Reinforcement Learning from Human Feedback (RLHF)
RLHF is a three-stage fine-tuning pipeline — supervised demos, a learned reward model trained on human preference comparisons, and policy optimization against that reward — that turned base LLMs into modern chat assistants. It made models far more helpful but introduced reward-model exploitation, sycophancy, and over-refusal as recurring failure modes.

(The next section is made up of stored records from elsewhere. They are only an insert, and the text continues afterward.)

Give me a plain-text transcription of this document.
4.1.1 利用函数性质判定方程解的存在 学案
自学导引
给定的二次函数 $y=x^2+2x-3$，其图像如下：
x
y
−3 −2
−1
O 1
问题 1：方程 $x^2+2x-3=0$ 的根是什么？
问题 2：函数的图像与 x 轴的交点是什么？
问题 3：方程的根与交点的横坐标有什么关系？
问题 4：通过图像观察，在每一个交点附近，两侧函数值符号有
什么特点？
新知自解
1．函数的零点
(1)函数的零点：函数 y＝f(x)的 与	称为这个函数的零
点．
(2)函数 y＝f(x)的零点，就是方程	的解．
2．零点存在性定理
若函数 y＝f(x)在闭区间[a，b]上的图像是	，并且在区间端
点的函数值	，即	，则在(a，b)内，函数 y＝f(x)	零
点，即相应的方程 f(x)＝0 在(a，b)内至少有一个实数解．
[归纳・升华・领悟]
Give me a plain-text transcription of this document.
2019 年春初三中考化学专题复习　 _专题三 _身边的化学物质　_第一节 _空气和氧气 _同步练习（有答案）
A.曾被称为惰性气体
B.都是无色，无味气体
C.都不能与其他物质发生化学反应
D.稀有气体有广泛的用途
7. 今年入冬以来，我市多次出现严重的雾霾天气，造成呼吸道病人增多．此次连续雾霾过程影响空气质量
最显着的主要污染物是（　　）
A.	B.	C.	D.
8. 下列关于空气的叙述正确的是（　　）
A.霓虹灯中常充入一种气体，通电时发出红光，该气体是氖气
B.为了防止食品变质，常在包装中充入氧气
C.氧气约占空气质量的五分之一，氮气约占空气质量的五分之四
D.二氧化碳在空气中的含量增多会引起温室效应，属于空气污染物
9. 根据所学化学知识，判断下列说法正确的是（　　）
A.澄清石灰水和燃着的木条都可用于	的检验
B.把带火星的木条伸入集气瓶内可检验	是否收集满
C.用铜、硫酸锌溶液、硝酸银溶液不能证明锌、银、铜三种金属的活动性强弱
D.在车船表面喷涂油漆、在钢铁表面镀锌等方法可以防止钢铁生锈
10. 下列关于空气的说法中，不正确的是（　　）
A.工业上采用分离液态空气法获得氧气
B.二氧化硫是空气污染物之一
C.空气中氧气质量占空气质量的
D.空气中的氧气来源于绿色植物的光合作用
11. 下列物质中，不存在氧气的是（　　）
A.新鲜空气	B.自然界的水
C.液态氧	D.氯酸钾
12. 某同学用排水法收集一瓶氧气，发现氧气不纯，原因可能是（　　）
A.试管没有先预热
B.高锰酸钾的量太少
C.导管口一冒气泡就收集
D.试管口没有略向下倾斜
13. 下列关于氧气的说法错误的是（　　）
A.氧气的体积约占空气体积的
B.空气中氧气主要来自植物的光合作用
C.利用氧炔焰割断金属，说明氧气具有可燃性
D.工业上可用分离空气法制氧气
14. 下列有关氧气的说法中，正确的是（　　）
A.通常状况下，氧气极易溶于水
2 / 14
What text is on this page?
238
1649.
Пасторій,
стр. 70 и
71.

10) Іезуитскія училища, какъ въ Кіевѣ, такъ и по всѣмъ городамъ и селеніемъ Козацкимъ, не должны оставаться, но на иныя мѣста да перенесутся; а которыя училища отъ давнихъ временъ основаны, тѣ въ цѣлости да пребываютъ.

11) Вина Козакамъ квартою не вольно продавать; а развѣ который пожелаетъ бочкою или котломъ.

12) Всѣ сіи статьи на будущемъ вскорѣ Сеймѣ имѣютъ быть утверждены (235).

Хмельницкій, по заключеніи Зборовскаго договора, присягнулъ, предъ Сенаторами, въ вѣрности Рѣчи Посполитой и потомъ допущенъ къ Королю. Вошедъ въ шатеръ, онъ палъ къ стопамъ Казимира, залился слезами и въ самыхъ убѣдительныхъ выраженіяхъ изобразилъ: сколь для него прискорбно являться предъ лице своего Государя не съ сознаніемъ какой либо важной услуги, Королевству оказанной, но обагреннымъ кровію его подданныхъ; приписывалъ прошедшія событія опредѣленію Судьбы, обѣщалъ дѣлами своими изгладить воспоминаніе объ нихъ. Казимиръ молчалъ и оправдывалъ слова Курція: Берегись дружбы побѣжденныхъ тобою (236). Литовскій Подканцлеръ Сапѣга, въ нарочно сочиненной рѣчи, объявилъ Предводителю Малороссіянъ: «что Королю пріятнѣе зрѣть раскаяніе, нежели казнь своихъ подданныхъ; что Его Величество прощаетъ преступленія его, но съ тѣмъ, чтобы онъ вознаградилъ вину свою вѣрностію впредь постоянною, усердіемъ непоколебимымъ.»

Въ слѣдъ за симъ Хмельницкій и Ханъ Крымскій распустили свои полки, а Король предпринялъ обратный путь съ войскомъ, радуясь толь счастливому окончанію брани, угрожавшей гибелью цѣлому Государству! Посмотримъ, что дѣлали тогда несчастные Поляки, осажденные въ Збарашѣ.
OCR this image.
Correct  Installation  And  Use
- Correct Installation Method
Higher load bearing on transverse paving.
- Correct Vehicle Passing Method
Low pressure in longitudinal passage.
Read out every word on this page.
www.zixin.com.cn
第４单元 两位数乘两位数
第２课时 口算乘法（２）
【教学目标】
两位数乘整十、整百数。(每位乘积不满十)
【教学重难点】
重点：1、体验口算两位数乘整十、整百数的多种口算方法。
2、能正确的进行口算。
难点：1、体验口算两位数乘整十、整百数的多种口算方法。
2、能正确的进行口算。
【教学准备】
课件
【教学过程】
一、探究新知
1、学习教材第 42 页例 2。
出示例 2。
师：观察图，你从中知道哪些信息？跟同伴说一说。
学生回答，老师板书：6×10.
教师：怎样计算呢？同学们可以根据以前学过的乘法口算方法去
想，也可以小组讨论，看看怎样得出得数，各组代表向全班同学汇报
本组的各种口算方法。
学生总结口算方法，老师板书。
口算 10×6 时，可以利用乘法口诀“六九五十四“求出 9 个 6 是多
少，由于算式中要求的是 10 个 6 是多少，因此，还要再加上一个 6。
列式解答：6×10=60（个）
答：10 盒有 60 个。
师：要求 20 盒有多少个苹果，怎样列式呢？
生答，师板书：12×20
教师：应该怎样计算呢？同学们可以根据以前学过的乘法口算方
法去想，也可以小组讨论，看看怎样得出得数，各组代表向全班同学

Reinforcement Learning from Human Feedback (RLHF) is the training technique that turned raw large language models into the chat assistants deployed by OpenAI, Anthropic, Google DeepMind and others. It fine-tunes a pretrained model to prefer outputs that human raters score highly, using reinforcement learning guided by a learned reward model. The pipeline has three stages. First, supervised fine-tuning on curated instruction-following demonstrations gives the base model an initial bias toward helpful conversational behavior. Second, human raters are shown pairs or sets of model responses to the same prompt and asked to pick the better one; these comparisons train a separate reward model that learns to predict human preference scores. Third, the language model is optimized against the reward model using a policy-gradient algorithm — historically Proximal Policy Optimization — usually with a KL-divergence penalty that keeps the new policy close to the supervised model and prevents reward hacking. Variants such as Direct Preference Optimization skip the explicit reward model and optimize directly on preference pairs. RLHF dramatically improved instruction following, refusal behavior on unsafe requests, and conversational fluency, and is the technique behind the InstructGPT and ChatGPT releases that brought LLMs to mass audiences. It also has well-known failure modes: the reward model is a lossy proxy for human judgment, so models learn to exploit its quirks; raters under time pressure often prefer confident-sounding or agreeable answers over correct ones, which induces Sycophancy in LLM Responses; and the technique tends to flatten stylistic diversity and over-refuse benign requests. These limits motivated follow-on methods such as Constitutional AI, RLAIF (RL from AI feedback), and debate-style training.